The hairs will stand up on the back of your neck when Ed Glinert reads out the names of the dozen-plus victims of Britain's worst ever political tragedy, the Peterloo Massacre of 1819.
Glinert, political commentator with 30 years’ experience for various leading newspapers, magazines and publishers, who worked with Paul Foot on Private Eye, has devised this tour which stays close to the site of St Peter’s Field where the events took place.
He goes into extraordinary detail, explaining not just the momentous events of the day itself, 16 August 1819, but bringing in the birth of the Manchester Guardian, the Cato Street Conspiracy, Tom Paine’s bones, the Six Acts – even Anthony Burgess.
***
On the 16th of August 1819 troops charged 60,000 Mancunians at a rally called to lower the price of bread and demand the vote. More than a dozen people died and more than 650 were injured. The event, one of the most violent episodes in English political history, became known as the Peterloo Massacre.
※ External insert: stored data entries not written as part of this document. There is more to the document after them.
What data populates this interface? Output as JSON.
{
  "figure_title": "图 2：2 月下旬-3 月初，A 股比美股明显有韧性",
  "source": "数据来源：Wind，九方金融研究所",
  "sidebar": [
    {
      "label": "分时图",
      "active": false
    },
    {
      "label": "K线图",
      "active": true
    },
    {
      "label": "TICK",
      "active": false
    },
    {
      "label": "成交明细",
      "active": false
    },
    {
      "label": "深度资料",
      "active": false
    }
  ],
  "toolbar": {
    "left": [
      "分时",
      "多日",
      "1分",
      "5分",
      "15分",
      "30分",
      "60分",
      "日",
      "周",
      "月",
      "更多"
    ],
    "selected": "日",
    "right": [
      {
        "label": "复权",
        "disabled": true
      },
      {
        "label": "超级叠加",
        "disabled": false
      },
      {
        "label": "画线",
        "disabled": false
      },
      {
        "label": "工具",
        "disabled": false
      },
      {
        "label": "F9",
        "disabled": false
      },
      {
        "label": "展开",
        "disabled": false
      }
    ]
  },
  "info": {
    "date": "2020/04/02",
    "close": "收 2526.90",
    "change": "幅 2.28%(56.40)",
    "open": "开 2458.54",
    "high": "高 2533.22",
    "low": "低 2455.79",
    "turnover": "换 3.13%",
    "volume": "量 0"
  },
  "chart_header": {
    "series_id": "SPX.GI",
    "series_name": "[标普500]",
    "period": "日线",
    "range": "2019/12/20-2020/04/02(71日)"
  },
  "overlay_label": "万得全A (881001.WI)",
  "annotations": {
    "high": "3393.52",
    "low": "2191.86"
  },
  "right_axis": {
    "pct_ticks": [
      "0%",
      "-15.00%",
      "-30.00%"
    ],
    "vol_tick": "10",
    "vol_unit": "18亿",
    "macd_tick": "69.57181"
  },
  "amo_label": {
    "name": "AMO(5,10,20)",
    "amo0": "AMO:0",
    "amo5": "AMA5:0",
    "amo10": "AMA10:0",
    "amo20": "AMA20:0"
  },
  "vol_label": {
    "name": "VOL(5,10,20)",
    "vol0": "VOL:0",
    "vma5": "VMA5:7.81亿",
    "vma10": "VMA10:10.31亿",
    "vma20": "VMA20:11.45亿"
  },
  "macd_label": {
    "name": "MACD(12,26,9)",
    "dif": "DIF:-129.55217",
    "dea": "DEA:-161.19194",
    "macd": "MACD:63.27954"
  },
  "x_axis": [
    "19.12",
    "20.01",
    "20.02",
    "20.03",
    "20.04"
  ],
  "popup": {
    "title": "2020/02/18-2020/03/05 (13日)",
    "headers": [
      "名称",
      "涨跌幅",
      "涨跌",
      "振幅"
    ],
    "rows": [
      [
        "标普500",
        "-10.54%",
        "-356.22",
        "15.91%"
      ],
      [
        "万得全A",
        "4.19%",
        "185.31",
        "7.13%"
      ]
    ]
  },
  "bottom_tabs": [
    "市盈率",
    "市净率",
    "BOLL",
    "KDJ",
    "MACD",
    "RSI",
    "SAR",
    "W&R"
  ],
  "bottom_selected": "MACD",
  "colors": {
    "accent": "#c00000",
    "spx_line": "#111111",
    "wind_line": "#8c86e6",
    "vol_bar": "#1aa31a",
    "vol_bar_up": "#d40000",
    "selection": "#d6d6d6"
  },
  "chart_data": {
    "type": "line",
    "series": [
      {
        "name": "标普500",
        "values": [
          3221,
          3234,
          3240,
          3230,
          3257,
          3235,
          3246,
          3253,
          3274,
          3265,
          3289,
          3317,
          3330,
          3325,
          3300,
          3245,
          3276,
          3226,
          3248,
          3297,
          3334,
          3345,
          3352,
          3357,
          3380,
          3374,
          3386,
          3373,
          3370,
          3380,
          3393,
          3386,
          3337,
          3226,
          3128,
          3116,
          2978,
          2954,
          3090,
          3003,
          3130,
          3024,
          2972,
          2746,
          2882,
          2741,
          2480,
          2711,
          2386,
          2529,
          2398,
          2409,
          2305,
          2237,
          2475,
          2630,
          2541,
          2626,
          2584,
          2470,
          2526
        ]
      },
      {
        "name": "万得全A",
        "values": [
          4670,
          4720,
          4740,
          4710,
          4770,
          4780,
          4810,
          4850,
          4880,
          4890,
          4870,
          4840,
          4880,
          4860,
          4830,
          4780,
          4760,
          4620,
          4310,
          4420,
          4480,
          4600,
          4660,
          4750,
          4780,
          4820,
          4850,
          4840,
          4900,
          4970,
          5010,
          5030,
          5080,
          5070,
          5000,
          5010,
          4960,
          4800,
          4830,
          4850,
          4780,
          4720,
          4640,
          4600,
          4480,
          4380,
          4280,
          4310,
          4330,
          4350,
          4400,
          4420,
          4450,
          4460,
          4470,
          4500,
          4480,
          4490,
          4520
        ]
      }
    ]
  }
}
The first few decades of the 19th century, despite being enshrined in public imagination as the elegant age of the Regency, were a time of severe political repression in England. The Conservative government of Lord Liverpool was fearful of the kind of revolutionary activity recently witnessed in France and so decided to stamp out all dissent and free speech.
The government was at war with France which saw Wellington triumph over Napoleon’s forces at Waterloo in 1815.
But as Paul Foot once wrote, the British government also waged war against its own people.
Ed Glinert, who has researched the story for decades, brings his unique touch to this chilling story.